MAGMA no. 3: Archived Future by

by October 28, 2025
Pol Taburet, Untitled, 2025. Pencil on Paper. Courtesy of the Artist and Mendes Wood DM Sao Paulo, Paris, Brussels, New York. ©2025 Pol Taburet.

An archive within an archive: a plot inside a plot, and maybe the promise of another one still to come when thought as an archive of the future. This is the premise, or maybe the paradox, of MAGMA no. 3: “Archive of the Future.”

Opening in the heart of Paris, as Art Basel inaugurated, MAGMA no. 3 unfolds as as a an exploration of time, memory, and artistic praxis. This Bottega Veneta-supported project, now in its third edition, sits somewhere between publication and exhibition, inviting viewers to move through a maze of contemporary art’s recurring questions and concerns.

Curated with a keen eye for juxtaposition, the show transforms FORMA’s space in rue de Turenne into a kind of temporal playground. Michel Journiac’s monumental Guillotine (1971) looms large, its presence a stark reminder of art’s political potency in the lower floor, twelve stations, made with marble plaques accompany the sight towards a minimal and white guillotine. Facing from a side, Michelangelo Pistoletto’s mirror paintings of a human stylized head pull the viewer in a complex dance of reflection and perception, a theme that resonates throughout the exhibition.

Jonas Mekas, Dumpling Party Polaroids, 1971. Unique set of 6 polaroids, with writing by John Lennon and Yoko Ono. Courtesy the Estate of Jonas Mekas and APALAZZOGALLERY. © 1971 Jonas Mekas.

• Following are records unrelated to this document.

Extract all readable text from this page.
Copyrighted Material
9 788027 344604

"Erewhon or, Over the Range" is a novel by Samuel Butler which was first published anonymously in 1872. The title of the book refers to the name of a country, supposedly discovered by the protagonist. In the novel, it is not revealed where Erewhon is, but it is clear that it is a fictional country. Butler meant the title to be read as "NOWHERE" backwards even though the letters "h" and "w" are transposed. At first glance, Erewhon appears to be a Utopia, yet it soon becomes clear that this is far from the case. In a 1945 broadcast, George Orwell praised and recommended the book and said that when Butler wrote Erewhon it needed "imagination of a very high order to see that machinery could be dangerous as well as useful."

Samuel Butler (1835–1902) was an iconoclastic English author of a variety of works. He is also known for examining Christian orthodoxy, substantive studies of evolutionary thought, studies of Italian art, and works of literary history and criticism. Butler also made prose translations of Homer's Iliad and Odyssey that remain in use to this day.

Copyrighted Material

Curator Paul Olivennes, working with Matière Noire, has shaped a space that demands slowness — a small but radical act in our age of digital acceleration. That tempo is felt most clearly in Jonas Mekas’ intimate Polaroids, which document the Dumpling Party, a Fluxus dinner held in 1972 with Yoko Ono and John Lennon. Shown for the first time alongside drawings by the couple, these works offer a tender glimpse into the Fluxus movement’s private world, challenging our understanding of archival significance.

Jonathan Glazer’s Strasbourg 1518 makes its public debut here, its restless energy amplified by Mica Levi’s score and the movements of Pina Bausch’s Tanztheater Wuppertal dancers. This multi-sensory installation enters into dialogue with Jean-Luc Godard’s Opération Béton (1954), bridging the gap between cinema’s avant-garde past and its art world present.

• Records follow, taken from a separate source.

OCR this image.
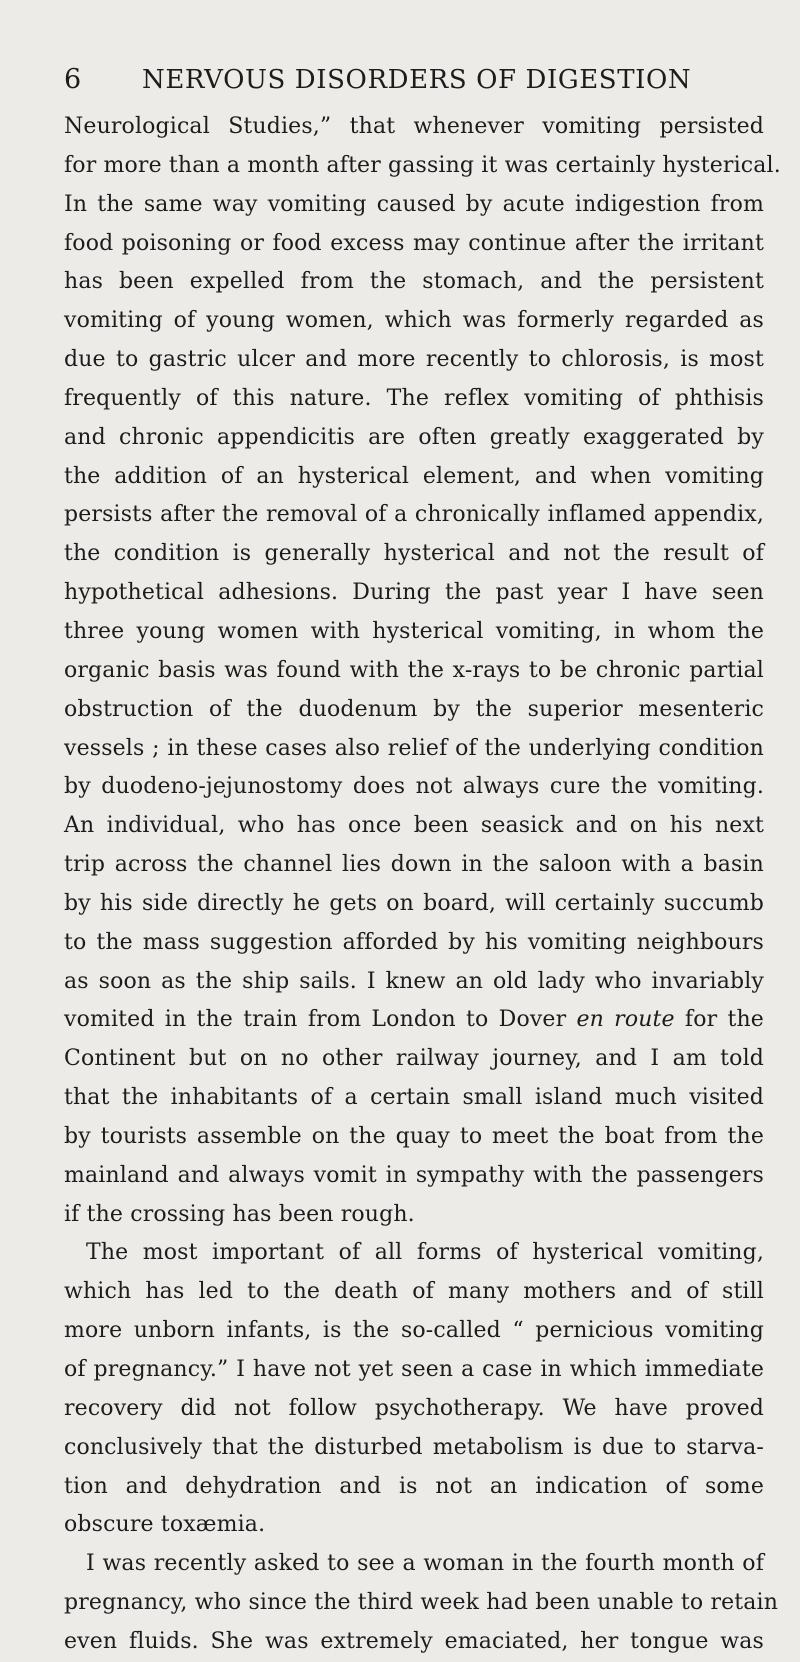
6 NERVOUS DISORDERS OF DIGESTION
Neurological Studies,” that whenever vomiting persisted
for more than a month after gassing it was certainly hysterical.
In the same way vomiting caused by acute indigestion from
food poisoning or food excess may continue after the irritant
has been expelled from the stomach, and the persistent
vomiting of young women, which was formerly regarded as
due to gastric ulcer and more recently to chlorosis, is most
frequently of this nature. The reflex vomiting of phthisis
and chronic appendicitis are often greatly exaggerated by
the addition of an hysterical element, and when vomiting
persists after the removal of a chronically inflamed appendix,
the condition is generally hysterical and not the result of
hypothetical adhesions. During the past year I have seen
three young women with hysterical vomiting, in whom the
organic basis was found with the x-rays to be chronic partial
obstruction of the duodenum by the superior mesenteric
vessels ; in these cases also relief of the underlying condition
by duodeno-jejunostomy does not always cure the vomiting.
An individual, who has once been seasick and on his next
trip across the channel lies down in the saloon with a basin
by his side directly he gets on board, will certainly succumb
to the mass suggestion afforded by his vomiting neighbours
as soon as the ship sails. I knew an old lady who invariably
vomited in the train from London to Dover en route for the
Continent but on no other railway journey, and I am told
that the inhabitants of a certain small island much visited
by tourists assemble on the quay to meet the boat from the
mainland and always vomit in sympathy with the passengers
if the crossing has been rough.
The most important of all forms of hysterical vomiting,
which has led to the death of many mothers and of still
more unborn infants, is the so-called “ pernicious vomiting
of pregnancy.” I have not yet seen a case in which immediate
recovery did not follow psychotherapy. We have proved
conclusively that the disturbed metabolism is due to starva-
tion and dehydration and is not an indication of some
obscure toxæmia.
I was recently asked to see a woman in the fourth month of
pregnancy, who since the third week had been unable to retain
even fluids. She was extremely emaciated, her tongue was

Stephan Crasneanscki, What We Leave Behind, 2021. Archives of Jean-Luc Godard. Photographs by Stephan Crasneanscki. ©2021 Stephan Crasneanscki. All rights reserved.
Stephan Crasneanscki, What We Leave Behind, 2021. Archives of Jean-Luc Godard. Photographs by Stephan Crasneanscki. ©2021 Stephan Crasneanscki. All rights reserved.

Elizabeth Peyton’s portraits and Pol Taburet’s sculptural works add layers of intimacy and materiality to the show. Jill Mulleady’s tributes to Lautréamont’s hermaphrodite further complicate notions of duality and transformation — themes that permeate the exhibition.

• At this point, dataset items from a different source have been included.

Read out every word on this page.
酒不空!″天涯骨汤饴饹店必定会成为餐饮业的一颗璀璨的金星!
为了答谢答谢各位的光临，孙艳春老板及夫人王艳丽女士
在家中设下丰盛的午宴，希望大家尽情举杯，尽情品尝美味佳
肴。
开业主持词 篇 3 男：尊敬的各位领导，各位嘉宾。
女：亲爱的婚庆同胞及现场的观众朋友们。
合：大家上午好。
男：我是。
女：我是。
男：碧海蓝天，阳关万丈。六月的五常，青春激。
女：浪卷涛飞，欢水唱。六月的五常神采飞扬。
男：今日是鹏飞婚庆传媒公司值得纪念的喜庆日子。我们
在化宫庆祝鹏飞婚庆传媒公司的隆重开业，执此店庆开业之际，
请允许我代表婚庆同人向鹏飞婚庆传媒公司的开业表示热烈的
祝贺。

MAGMA no. 3 is not a static exhibition but a living archive that will evolve through readings, screenings, and performances over its month-long run. In an era obsessed with the future, this show dares to pause, inviting us to consider how the past might inform our present and shape our tomorrows.

Stanislava Kovalčíková, Contes illustrés, 2025.
Ink on rhodoïd. Courtesy of the artist. ©2025 Stanislava Kovalčíková.
Precious Okoyomon, But Did You Die?, 2024.
Published by Serpentine and Wonder Press
Courtesy of the artist. ©2024 Precious Okoyomon.

As Paul Olivennes quotes Derrida, “The archive resists us. We believe it holds the past, yet the future rushes in.” In this resistance, MAGMA no. 3 finds its power, offering not conclusions but raw material for action. It stands as a testament to art’s ability to collapse time, creating a space where past, present, and future coalesce in a singular, transformative experience.